Stephens told the board, “I’m the only candidate who’s done the job effectively.”

The selection process worked like this: A board member could nominate a candidate without having a second. Whoever got the majority of votes was declared the winner.

Board President LaKeisha Gantt said the board had “three qualified candidates” from which to choose, each one with strengths. She nominated Bagby to fill the open seat. Newly seated District 9 representative Mark Evans nominated Stephens (though he voted for Butts), and Yager nominated Butts, the winner. As Butts was nominated first, the board voted on her nomination first, and after she won there was no need to vote on the other nominations.

The board also discussed changing the names of two elementary schools to honor the first Black teachers at those schools. Alps Road Elementary would be named for Bettye Henderson Holston, who taught students out of a janitor’s building when she joined the faculty, her son told the board. Chase Street Elementary would be named for Johnnie Lay Burks, the school’s first Black teacher. 

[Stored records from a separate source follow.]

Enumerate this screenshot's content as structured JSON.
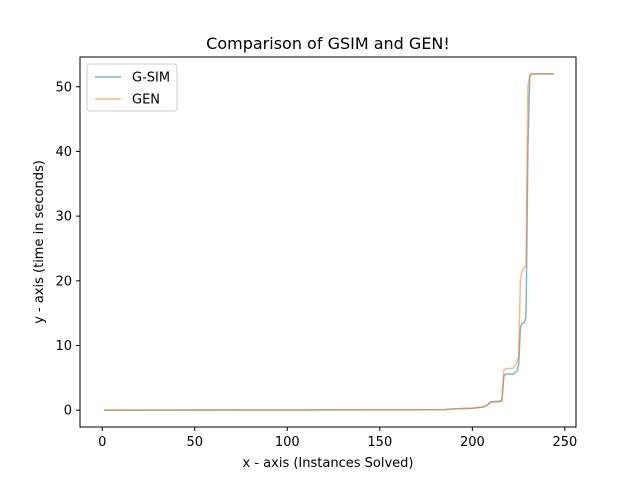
{
  "chart_data": {
    "type": "line",
    "title": "Comparison of GSIM and GEN!",
    "xlabel": "x - axis (Instances Solved)",
    "ylabel": "y - axis (time in seconds)",
    "xlim": [
      -12,
      256
    ],
    "ylim": [
      -2.6,
      54.6
    ],
    "xticks": [
      0,
      50,
      100,
      150,
      200,
      250
    ],
    "yticks": [
      0,
      10,
      20,
      30,
      40,
      50
    ],
    "grid": false,
    "legend_position": "upper-left",
    "series": [
      {
        "name": "G-SIM",
        "color": "#1f77b4",
        "points": [
          [
            1,
            0
          ],
          [
            100,
            0.03
          ],
          [
            185,
            0.08
          ],
          [
            190,
            0.2
          ],
          [
            200,
            0.3
          ],
          [
            206,
            0.5
          ],
          [
            208,
            0.8
          ],
          [
            210,
            1.3
          ],
          [
            215,
            1.4
          ],
          [
            216,
            1.6
          ],
          [
            217,
            5.2
          ],
          [
            218,
            5.6
          ],
          [
            222,
            5.6
          ],
          [
            224,
            6.0
          ],
          [
            225,
            7.0
          ],
          [
            226,
            12.8
          ],
          [
            227,
            13.5
          ],
          [
            228,
            13.5
          ],
          [
            229,
            14.5
          ],
          [
            230,
            40.0
          ],
          [
            231,
            51.5
          ],
          [
            232,
            52.0
          ],
          [
            244,
            52.0
          ]
        ]
      },
      {
        "name": "GEN",
        "color": "#ff7f0e",
        "points": [
          [
            1,
            0
          ],
          [
            100,
            0.03
          ],
          [
            185,
            0.08
          ],
          [
            190,
            0.2
          ],
          [
            200,
            0.3
          ],
          [
            206,
            0.5
          ],
          [
            208,
            0.8
          ],
          [
            210,
            1.2
          ],
          [
            215,
            1.3
          ],
          [
            216,
            1.4
          ],
          [
            217,
            6.2
          ],
          [
            218,
            6.4
          ],
          [
            222,
            6.5
          ],
          [
            224,
            7.3
          ],
          [
            225,
            8.3
          ],
          [
            226,
            20.5
          ],
          [
            227,
            21.5
          ],
          [
            228,
            22.0
          ],
          [
            229,
            22.3
          ],
          [
            230,
            50.0
          ],
          [
            231,
            51.8
          ],
          [
            232,
            52.0
          ],
          [
            244,
            52.0
          ]
        ]
      }
    ]
  }
}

Board member Linda Davis said Scott Killian was the first Black student at Chase Street. She hasn’t talked to him, and he hasn’t talked about any lasting trauma from his time at Chase, but she wants the school to be named Burks-Killian Elementary. Davis then talked about trauma and said she couldn’t understand honoring one person when so many people were involved in moving the district forward and obeying the Supreme Court ruling forcing desegregation. Gantt disagreed, saying recognizing one person doesn’t minimize another. The school board will vote on the new names at its February meeting.